28 Perry, "Antecedents of the X-1," 18-20; Kenneth S. Kleinknecht, "The Rocket Research Airplanes," in Eugene M. Emme, ed., The History of Rocket Technology: Essays on Research, Development, and Utility (Detroit, 1964), 193-198; Hunsaker, "Forty Years of Aeronautical Research," 268, 269; Gray, Frontiers of Flight, 334-336; Ley, Rockets, Missiles, and Space Travel, 419-432. Because of the fear that the X-1, operating with an entirely new rocket powerplant, might not be ready as early as planned, the NACA-Air Force-Navy group concurrently developed a jet-propelled research airplane, the Douglas D-558-1. This was also in keeping with NACA's original conviction, shared by the Navy, that the first research aircraft would be turbojet-powered.

29 Kleinknecht, "Rocket Research Airplanes," 199-204; Ley, Rockets, Missiles, and Space Travel, 424-426; Charles V. Eppley, The Rocket Research Aircraft Program, 1946-1962 (Edwards Air Force Base, Calif., 1962), 1-25; Hunsaker, "Forty Years of Aeronautical Research," 269; James A. Martin, "The Record-Setting Research Airplanes," Aeronautical Engineering Review, XXI (Dec. 1962), 49-54; Walter C. Williams and Hubert M. Drake, "The Research Airplane: Past, Present, and Future," Aeronautical Engineering Review, XVII (Jan. 1958), 36-41; Walter T. Bonney, "High-Speed Research Airplanes," Scientific American, CLXXXIX (Oct. 1953), 36-41. For the experiences of two rocket-airplane test pilots, as well as for useful treatments of the postwar research aircraft series, see A. Scott Crossfield and Clay Blair, Always Another Dawn (Cleveland, 1960); and William Bridgeman and Jacqueline Hazard, The Lonely Sky (New York, 1955).

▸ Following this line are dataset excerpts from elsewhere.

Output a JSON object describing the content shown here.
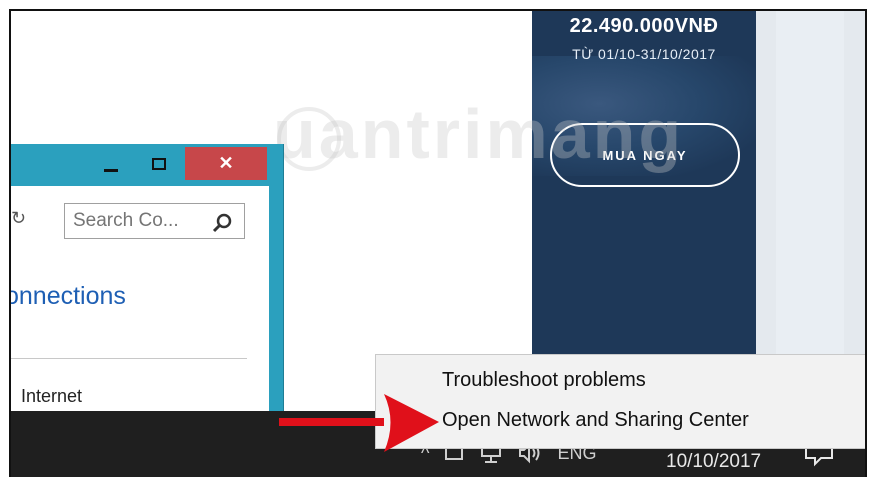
{
  "ad": {
    "price": "22.490.000VNĐ",
    "date": "TỪ 01/10-31/10/2017",
    "button_label": "MUA NGAY"
  },
  "window": {
    "minimize_icon": "minimize-icon",
    "maximize_icon": "maximize-icon",
    "close_glyph": "✕",
    "refresh_glyph": "↻",
    "search_placeholder": "Search Co...",
    "title_fragment": "onnections",
    "list_item": "Internet"
  },
  "context_menu": {
    "items": [
      {
        "label": "Troubleshoot problems"
      },
      {
        "label": "Open Network and Sharing Center"
      }
    ]
  },
  "taskbar": {
    "chevron_glyph": "^",
    "language": "ENG",
    "date": "10/10/2017"
  },
  "watermark": {
    "text": "uantrimang"
  },
  "colors": {
    "ad_background": "#1e3858",
    "window_frame": "#2ba0be",
    "close_button": "#c7474a",
    "taskbar": "#1f1f1f",
    "arrow": "#e0101a",
    "link_blue": "#1e5fb4"
  }
}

30 Probably the greatest NACA contribution to the century series (F-100, etc.) was a discovery made in 1951 by Richard T. Whitcomb, an aeronautical engineer working mainly in the recently opened 8-foot, slotted-throat tunnel at the Langley laboratory. Whitcomb collected data on the lengthwise distribution of fuselage and wing volume and suggested an airplane configuration that minimized drag at supersonic speeds. Whitcomb's findings, known as the "area rule," indicated that a coke-bottle, or wasp-waisted, shape would significantly increase the speed of jet-propelled airplanes. The importance of the area rule was reflected in the configuration of practically every jet interceptor designed and built for both the Air Force and the Navy in the mid-1950s. See Richard T. Whitcomb, "A Study of the Zero-Lift Drag-Rise Characteristics of Wing-Body Combinations Near the Speed of Sound," NACA Tech. Report 1273, Forty-Second Annual Report of the NACA-1956 (Washington, 1957), 519-539.